Living cells are a fascinating example of an autopoietic organization in that they are both self-producing and self-reproducing. This means that the process of cellular reproduction (mitosis) is triggered by a cellular fracture generated by internal mechanisms and not by external “splicing” from a separate entity or force. Humberto and Maturana (1987) hypothesize initially, in the history of the evolution of the living cell this cellular fracture was provoked by a “bumping” of one cellular unity with an external entity. Somewhere along the way cells evolved to produce this dividing mechanism internally and whatever processes and mechanisms that generated this splicing were preserved throughout the heredity of “daughter” cells.

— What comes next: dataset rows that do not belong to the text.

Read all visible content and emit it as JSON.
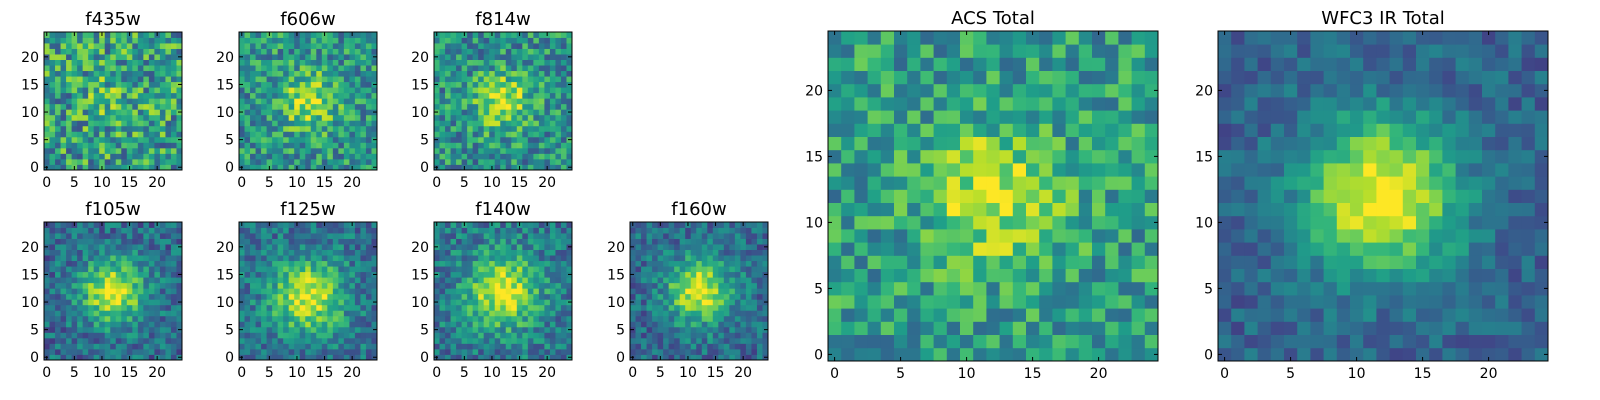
{
  "chart_data": [
    {
      "type": "heatmap",
      "title": "f435w",
      "xticks": [
        "0",
        "5",
        "10",
        "15",
        "20"
      ],
      "yticks": [
        "0",
        "5",
        "10",
        "15",
        "20"
      ],
      "xlim": [
        -0.5,
        24.5
      ],
      "ylim": [
        -0.5,
        24.5
      ],
      "grid": false,
      "colormap": "viridis",
      "pixels": "25x25",
      "noise": 0.62,
      "peak": 0.12,
      "center": [
        12,
        13
      ],
      "sigma": 4,
      "base": 0.55,
      "seed": 11
    },
    {
      "type": "heatmap",
      "title": "f606w",
      "xticks": [
        "0",
        "5",
        "10",
        "15",
        "20"
      ],
      "yticks": [
        "0",
        "5",
        "10",
        "15",
        "20"
      ],
      "xlim": [
        -0.5,
        24.5
      ],
      "ylim": [
        -0.5,
        24.5
      ],
      "grid": false,
      "colormap": "viridis",
      "pixels": "25x25",
      "noise": 0.5,
      "peak": 0.38,
      "center": [
        12,
        12
      ],
      "sigma": 3.5,
      "base": 0.52,
      "seed": 23
    },
    {
      "type": "heatmap",
      "title": "f814w",
      "xticks": [
        "0",
        "5",
        "10",
        "15",
        "20"
      ],
      "yticks": [
        "0",
        "5",
        "10",
        "15",
        "20"
      ],
      "xlim": [
        -0.5,
        24.5
      ],
      "ylim": [
        -0.5,
        24.5
      ],
      "grid": false,
      "colormap": "viridis",
      "pixels": "25x25",
      "noise": 0.5,
      "peak": 0.42,
      "center": [
        12,
        12
      ],
      "sigma": 3.5,
      "base": 0.5,
      "seed": 37
    },
    {
      "type": "heatmap",
      "title": "f105w",
      "xticks": [
        "0",
        "5",
        "10",
        "15",
        "20"
      ],
      "yticks": [
        "0",
        "5",
        "10",
        "15",
        "20"
      ],
      "xlim": [
        -0.5,
        24.5
      ],
      "ylim": [
        -0.5,
        24.5
      ],
      "grid": false,
      "colormap": "viridis",
      "pixels": "25x25",
      "noise": 0.38,
      "peak": 0.62,
      "center": [
        12,
        12
      ],
      "sigma": 4,
      "base": 0.35,
      "seed": 41
    },
    {
      "type": "heatmap",
      "title": "f125w",
      "xticks": [
        "0",
        "5",
        "10",
        "15",
        "20"
      ],
      "yticks": [
        "0",
        "5",
        "10",
        "15",
        "20"
      ],
      "xlim": [
        -0.5,
        24.5
      ],
      "ylim": [
        -0.5,
        24.5
      ],
      "grid": false,
      "colormap": "viridis",
      "pixels": "25x25",
      "noise": 0.38,
      "peak": 0.58,
      "center": [
        12,
        11
      ],
      "sigma": 4.5,
      "base": 0.38,
      "seed": 53
    },
    {
      "type": "heatmap",
      "title": "f140w",
      "xticks": [
        "0",
        "5",
        "10",
        "15",
        "20"
      ],
      "yticks": [
        "0",
        "5",
        "10",
        "15",
        "20"
      ],
      "xlim": [
        -0.5,
        24.5
      ],
      "ylim": [
        -0.5,
        24.5
      ],
      "grid": false,
      "colormap": "viridis",
      "pixels": "25x25",
      "noise": 0.4,
      "peak": 0.58,
      "center": [
        12,
        12
      ],
      "sigma": 4.5,
      "base": 0.4,
      "seed": 67
    },
    {
      "type": "heatmap",
      "title": "f160w",
      "xticks": [
        "0",
        "5",
        "10",
        "15",
        "20"
      ],
      "yticks": [
        "0",
        "5",
        "10",
        "15",
        "20"
      ],
      "xlim": [
        -0.5,
        24.5
      ],
      "ylim": [
        -0.5,
        24.5
      ],
      "grid": false,
      "colormap": "viridis",
      "pixels": "25x25",
      "noise": 0.36,
      "peak": 0.62,
      "center": [
        12,
        12
      ],
      "sigma": 4,
      "base": 0.35,
      "seed": 79
    },
    {
      "type": "heatmap",
      "title": "ACS Total",
      "xticks": [
        "0",
        "5",
        "10",
        "15",
        "20"
      ],
      "yticks": [
        "0",
        "5",
        "10",
        "15",
        "20"
      ],
      "xlim": [
        -0.5,
        24.5
      ],
      "ylim": [
        -0.5,
        24.5
      ],
      "grid": false,
      "colormap": "viridis",
      "pixels": "25x25",
      "noise": 0.45,
      "peak": 0.38,
      "center": [
        12,
        12
      ],
      "sigma": 3.5,
      "base": 0.55,
      "seed": 97
    },
    {
      "type": "heatmap",
      "title": "WFC3 IR Total",
      "xticks": [
        "0",
        "5",
        "10",
        "15",
        "20"
      ],
      "yticks": [
        "0",
        "5",
        "10",
        "15",
        "20"
      ],
      "xlim": [
        -0.5,
        24.5
      ],
      "ylim": [
        -0.5,
        24.5
      ],
      "grid": false,
      "colormap": "viridis",
      "pixels": "25x25",
      "noise": 0.25,
      "peak": 0.72,
      "center": [
        12,
        12
      ],
      "sigma": 4,
      "base": 0.32,
      "seed": 101
    }
  ]
}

Cellular reproduction creates two unities that are not identical to the original or to one another but have the same basic organization. In order for this structural similarity to be preserved, the mother system must be distributed and non-compartmentalized at the time of reproduction. Interestingly, during interphase (the non-reproducing timeframe in a cell’s lifespan) the cell’s components are compartmentalized and separated from one another and hence there can be no plane of fracture.

The process of reproduction produces some structural configurations that are preserved and others that vary with the ongoing generations of new cells. The structural configurations that reappear from generation to generation define the heredity characteristics of a class of cells. Some cellular components are resistant to variations and thus are conserved with only slight changes through reproduction. For instance, the synthesis of proteins with DNA remains largely unchanged through the historical lineage of cellular reproduction, and yet the type of proteins synthesized changes with a much greater range of variance with each successive generation.

Ontogeny is the history of structural changes within a unity without the loss of organization in that unity. The environment interacts with the unity from moment to moment to produce ongoing structural reconfigurations. The system also structurally changes from moment to moment based on its own internal dynamics. The cell unity constitutes the range of interactions that can be had with the environment based on its structure in any given instance.